Cocaine Bear’s teaser has stoked a lot of anticipation, and audiences are getting ready to go nuts. One thing that has people talking is that the tale is inspired by real events.
You can get the gist of this by watching the trailer:
“An oddball group of cops, criminals, tourists, and teens converge in a Georgia forest where a 500-pound black bear goes on a murderous rampage after unintentionally ingesting cocaine,” the insane synopsis reads.
The new comic horror film from filmmaker Elizabeth Banks is inspired by a true story of a drug-smuggling conspiracy gone bad, proving that reality is frequently stranger than fiction. Andrew Thornton, a veteran narcotics officer and attorney who grew to lead a narcotics trafficking operation in Kentucky known as “The Company,” was at the center of the arrest.

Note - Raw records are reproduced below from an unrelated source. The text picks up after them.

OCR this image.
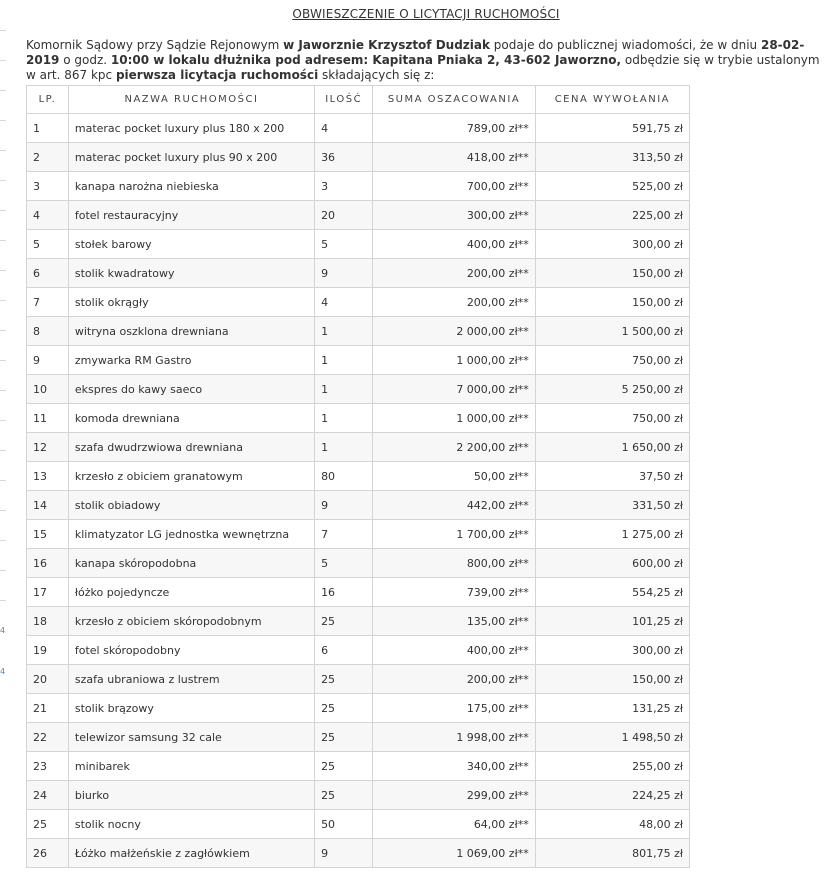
4
4
OBWIESZCZENIE O LICYTACJI RUCHOMOŚCI
Komornik Sądowy przy Sądzie Rejonowym w Jaworznie Krzysztof Dudziak podaje do publicznej wiadomości, że w dniu 28-02-2019 o godz. 10:00 w lokalu dłużnika pod adresem: Kapitana Pniaka 2, 43-602 Jaworzno, odbędzie się w trybie ustalonym w art. 867 kpc pierwsza licytacja ruchomości składających się z:
LP.	NAZWA RUCHOMOŚCI	ILOŚĆ	SUMA OSZACOWANIA	CENA WYWOŁANIA
1	materac pocket luxury plus 180 x 200	4	789,00 zł**	591,75 zł
2	materac pocket luxury plus 90 x 200	36	418,00 zł**	313,50 zł
3	kanapa narożna niebieska	3	700,00 zł**	525,00 zł
4	fotel restauracyjny	20	300,00 zł**	225,00 zł
5	stołek barowy	5	400,00 zł**	300,00 zł
6	stolik kwadratowy	9	200,00 zł**	150,00 zł
7	stolik okrągły	4	200,00 zł**	150,00 zł
8	witryna oszklona drewniana	1	2 000,00 zł**	1 500,00 zł
9	zmywarka RM Gastro	1	1 000,00 zł**	750,00 zł
10	ekspres do kawy saeco	1	7 000,00 zł**	5 250,00 zł
11	komoda drewniana	1	1 000,00 zł**	750,00 zł
12	szafa dwudrzwiowa drewniana	1	2 200,00 zł**	1 650,00 zł
13	krzesło z obiciem granatowym	80	50,00 zł**	37,50 zł
14	stolik obiadowy	9	442,00 zł**	331,50 zł
15	klimatyzator LG jednostka wewnętrzna	7	1 700,00 zł**	1 275,00 zł
16	kanapa skóropodobna	5	800,00 zł**	600,00 zł
17	łóżko pojedyncze	16	739,00 zł**	554,25 zł
18	krzesło z obiciem skóropodobnym	25	135,00 zł**	101,25 zł
19	fotel skóropodobny	6	400,00 zł**	300,00 zł
20	szafa ubraniowa z lustrem	25	200,00 zł**	150,00 zł
21	stolik brązowy	25	175,00 zł**	131,25 zł
22	telewizor samsung 32 cale	25	1 998,00 zł**	1 498,50 zł
23	minibarek	25	340,00 zł**	255,00 zł
24	biurko	25	299,00 zł**	224,25 zł
25	stolik nocny	50	64,00 zł**	48,00 zł
26	Łóżko małżeńskie z zagłówkiem	9	1 069,00 zł**	801,75 zł
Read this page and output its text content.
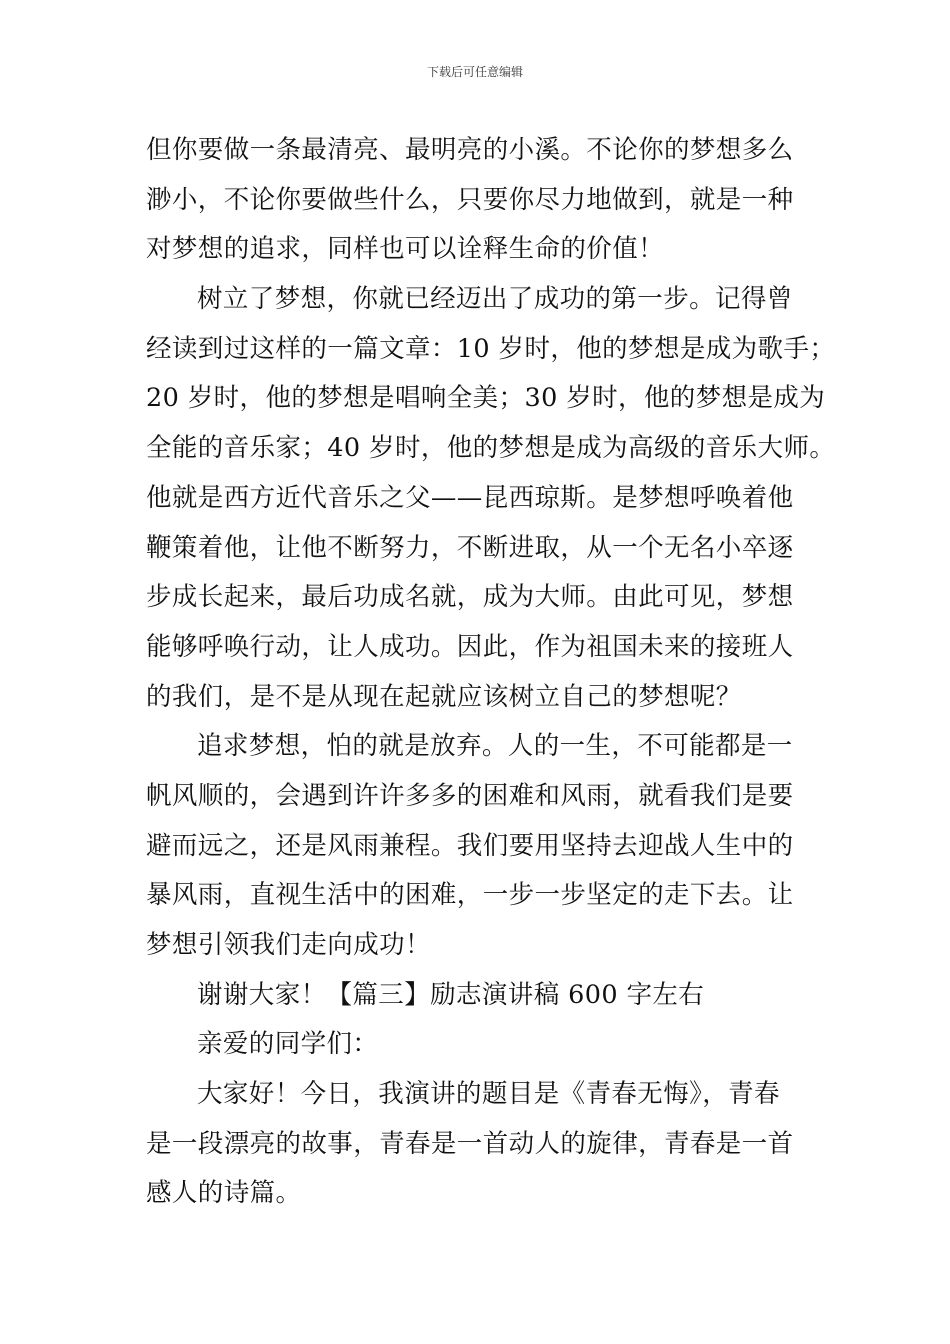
下载后可任意编辑
但你要做一条最清亮、最明亮的小溪。不论你的梦想多么
渺小，不论你要做些什么，只要你尽力地做到，就是一种
对梦想的追求，同样也可以诠释生命的价值！
树立了梦想，你就已经迈出了成功的第一步。记得曾
经读到过这样的一篇文章：10 岁时，他的梦想是成为歌手；
20 岁时，他的梦想是唱响全美；30 岁时，他的梦想是成为
全能的音乐家；40 岁时，他的梦想是成为高级的音乐大师。
他就是西方近代音乐之父——昆西琼斯。是梦想呼唤着他
鞭策着他，让他不断努力，不断进取，从一个无名小卒逐
步成长起来，最后功成名就，成为大师。由此可见，梦想
能够呼唤行动，让人成功。因此，作为祖国未来的接班人
的我们，是不是从现在起就应该树立自己的梦想呢？
追求梦想，怕的就是放弃。人的一生，不可能都是一
帆风顺的，会遇到许许多多的困难和风雨，就看我们是要
避而远之，还是风雨兼程。我们要用坚持去迎战人生中的
暴风雨，直视生活中的困难，一步一步坚定的走下去。让
梦想引领我们走向成功！
谢谢大家！【篇三】励志演讲稿 600 字左右
亲爱的同学们：
大家好！今日，我演讲的题目是《青春无悔》，青春
是一段漂亮的故事，青春是一首动人的旋律，青春是一首
感人的诗篇。
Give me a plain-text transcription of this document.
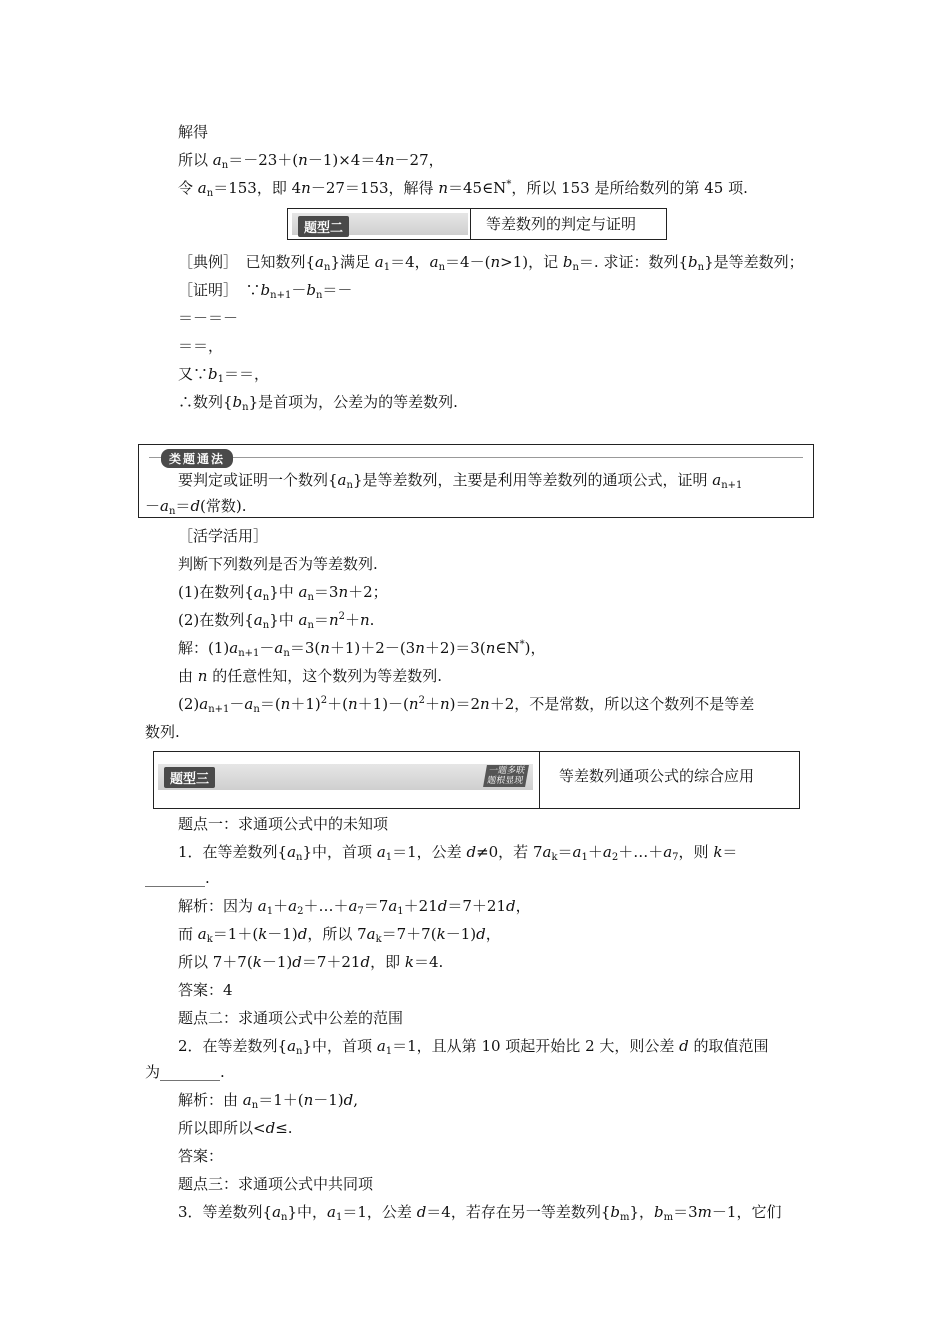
解得
所以 $a_n=-23+(n-1)\times 4=4n-27$，
令 $a_n=153$，即 4n－27＝153，解得 n＝45∈N*，所以 153 是所给数列的第 45 项.
题型二	等差数列的判定与证明
［典例］　已知数列$\{a_n\}$满足 $a_1=4$，$a_n=4-(n>1)$，记 $b_n=$. 求证：数列$\{b_n\}$是等差数列；
［证明］　$\because b_{n+1}-b_n=-$
＝－＝－
＝＝，
又$\because b_1==$，
∴数列$\{b_n\}$是首项为，公差为的等差数列.
类题通法
要判定或证明一个数列$\{a_n\}$是等差数列，主要是利用等差数列的通项公式，证明 $a_{n+1}$
$-a_n=d$(常数).
［活学活用］
判断下列数列是否为等差数列.
(1)在数列$\{a_n\}$中 $a_n=3n+2$；
(2)在数列$\{a_n\}$中 $a_n=n^2+n$.
解：$(1)a_{n+1}-a_n=3(n+1)+2-(3n+2)=3(n\in N^*)$，
由 n 的任意性知，这个数列为等差数列.
$(2)a_{n+1}-a_n=(n+1)^2+(n+1)-(n^2+n)=2n+2$，不是常数，所以这个数列不是等差
数列.
题型三
一题多联
题根显现	等差数列通项公式的综合应用
题点一：求通项公式中的未知项
1．在等差数列$\{a_n\}$中，首项 $a_1=1$，公差 d≠0，若 $7a_k=a_1+a_2+\dots+a_7$，则 k＝
________.
解析：因为 $a_1+a_2+\dots+a_7=7a_1+21d=7+21d$，
而 $a_k=1+(k-1)d$，所以 $7a_k=7+7(k-1)d$，
所以 7＋7(k－1)d＝7＋21d，即 k＝4.
答案：4
题点二：求通项公式中公差的范围
2．在等差数列$\{a_n\}$中，首项 $a_1=1$，且从第 10 项起开始比 2 大，则公差 d 的取值范围
为________.
解析：由 $a_n=1+(n-1)d$,
所以即所以<d≤.
答案：
题点三：求通项公式中共同项
3．等差数列$\{a_n\}$中，$a_1=1$，公差 d＝4，若存在另一等差数列$\{b_m\}$，$b_m=3m-1$，它们
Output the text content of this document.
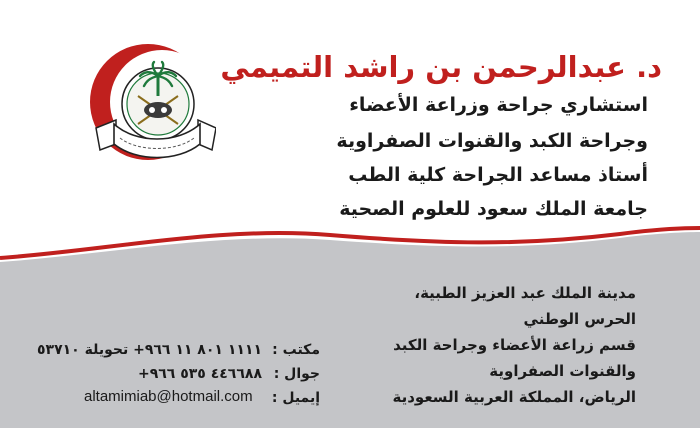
د. عبدالرحمن بن راشد التميمي
استشاري جراحة وزراعة الأعضاء
وجراحة الكبد والقنوات الصفراوية
أستاذ مساعد الجراحة كلية الطب
جامعة الملك سعود للعلوم الصحية
مدينة الملك عبد العزيز الطبية،
الحرس الوطني
قسم زراعة الأعضاء وجراحة الكبد
والقنوات الصفراوية
الرياض، المملكة العربية السعودية
مكتب :
١١١١ ٨٠١ ١١ ٩٦٦+ تحويلة ٥٣٧١٠
جوال :
٤٤٦٦٨٨ ٥٣٥ ٩٦٦+
إيميل :
altamimiab@hotmail.com
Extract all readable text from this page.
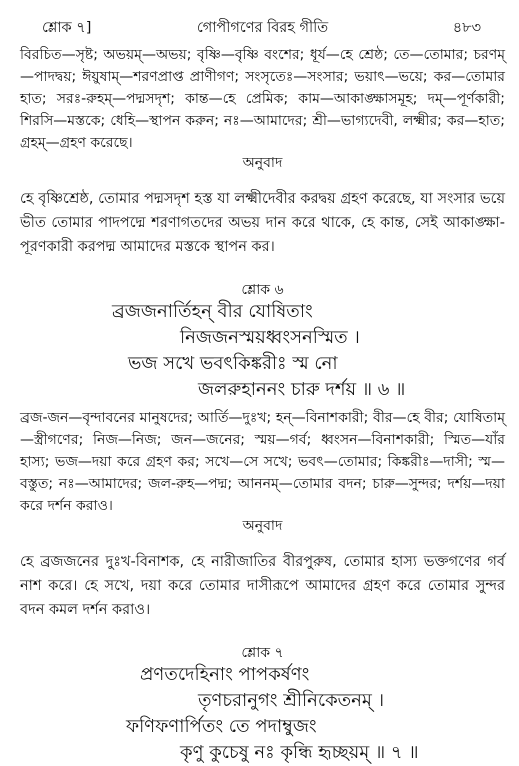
শ্লোক ৭]	গোপীগণের বিরহ গীতি	৪৮৩

বিরচিত—সৃষ্ট; অভয়ম্—অভয়; বৃষ্ণি—বৃষ্ণি বংশের; ধূর্য—হে শ্রেষ্ঠ; তে—তোমার; চরণম্—পাদদ্বয়; ঈয়ুষাম্—শরণপ্রাপ্ত প্রাণীগণ; সংসৃতেঃ—সংসার; ভয়াৎ—ভয়ে; কর—তোমার হাত; সরঃ-রুহম্—পদ্মসদৃশ; কান্ত—হে প্রেমিক; কাম—আকাঙ্ক্ষাসমূহ; দম্—পূর্ণকারী; শিরসি—মস্তকে; ধেহি—স্থাপন করুন; নঃ—আমাদের; শ্রী—ভাগ্যদেবী, লক্ষ্মীর; কর—হাত; গ্রহম্—গ্রহণ করেছে।

অনুবাদ

হে বৃষ্ণিশ্রেষ্ঠ, তোমার পদ্মসদৃশ হস্ত যা লক্ষ্মীদেবীর করদ্বয় গ্রহণ করেছে, যা সংসার ভয়ে ভীত তোমার পাদপদ্মে শরণাগতদের অভয় দান করে থাকে, হে কান্ত, সেই আকাঙ্ক্ষা-পূরণকারী করপদ্ম আমাদের মস্তকে স্থাপন কর।

শ্লোক ৬
ব্রজজনার্তিহন্ বীর যোষিতাং
নিজজনস্ময়ধ্বংসনস্মিত ।
ভজ সখে ভবৎকিঙ্করীঃ স্ম নো
জলরুহাননং চারু দর্শয় ॥ ৬ ॥

ব্রজ-জন—বৃন্দাবনের মানুষদের; আর্তি—দুঃখ; হন্—বিনাশকারী; বীর—হে বীর; যোষিতাম্—স্ত্রীগণের; নিজ—নিজ; জন—জনের; স্ময়—গর্ব; ধ্বংসন—বিনাশকারী; স্মিত—যাঁর হাস্য; ভজ—দয়া করে গ্রহণ কর; সখে—সে সখে; ভবৎ—তোমার; কিঙ্করীঃ—দাসী; স্ম—বস্তুত; নঃ—আমাদের; জল-রুহ—পদ্ম; আননম্—তোমার বদন; চারু—সুন্দর; দর্শয়—দয়া করে দর্শন করাও।

অনুবাদ

হে ব্রজজনের দুঃখ-বিনাশক, হে নারীজাতির বীরপুরুষ, তোমার হাস্য ভক্তগণের গর্ব নাশ করে। হে সখে, দয়া করে তোমার দাসীরূপে আমাদের গ্রহণ করে তোমার সুন্দর বদন কমল দর্শন করাও।

শ্লোক ৭
প্রণতদেহিনাং পাপকর্ষণং
তৃণচরানুগং শ্রীনিকেতনম্ ।
ফণিফণার্পিতং তে পদাম্বুজং
কৃণু কুচেষু নঃ কৃন্ধি হৃচ্ছয়ম্ ॥ ৭ ॥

A movie could be made only on one angle of the subject, but in 1985 things took an even more ridiculous turn. Thornton was on his way to Georgia from Colombia when he jumped out of an unmanned airplane and dropped a load of Class A cocaine near Blairsville.
The Georgia Bureau of Investigations believes he may have struck his head on the plane’s tail and been unable to open his parachute before falling to the earth, leading to his eventual discovery in the driveway of a Knoxville residence.
When police arrived, they saw that Thornton was protected from gunfire by his bulletproof vest and was wearing a pair of Gucci loafers. In addition to the firearms, knives, cash, and night vision goggles, he also carried a duffel bag with millions of dollars’ of cocaine.
Further duffel bags with illegal substances would be included in this tale. The now-famous 175-pound black bear was found dead in the Chattahoochee National Forest three months after the incident, when authorities followed the flightpath of Thornton’s jet.
After discovering many empty packages around the animal, they determined that it had consumed one of 10 duffel bags carrying the illegal substance. It had obviously overdosed after consuming 70 pounds of cocaine.
It sounds like the bear had a genuinely horrible and rather rapid death, in contrast to the picture, in which the bear goes on a violent rampage.
“Its stomach was literally packed to the brim with cocaine. There isn’t a mammal on the planet that could survive that. Cerebral haemorrhaging, respiratory failure, hyperthermia, renal failure, heart failure, stroke. You name it, that bear had it.” The medical examiner who performed an autopsy on the bear said.
You may be interesting to learn that the story of the bear, now affectionately known as “Pablo Eskobear,” does not stop here; the bear was eventually stuffed and is on display at the Kentucky For Kentucky shop in Lexington. A film adaptation of this epic tale is long overdue, and we won’t have to wait too much longer to see the unsubtly named Cocaine Bear.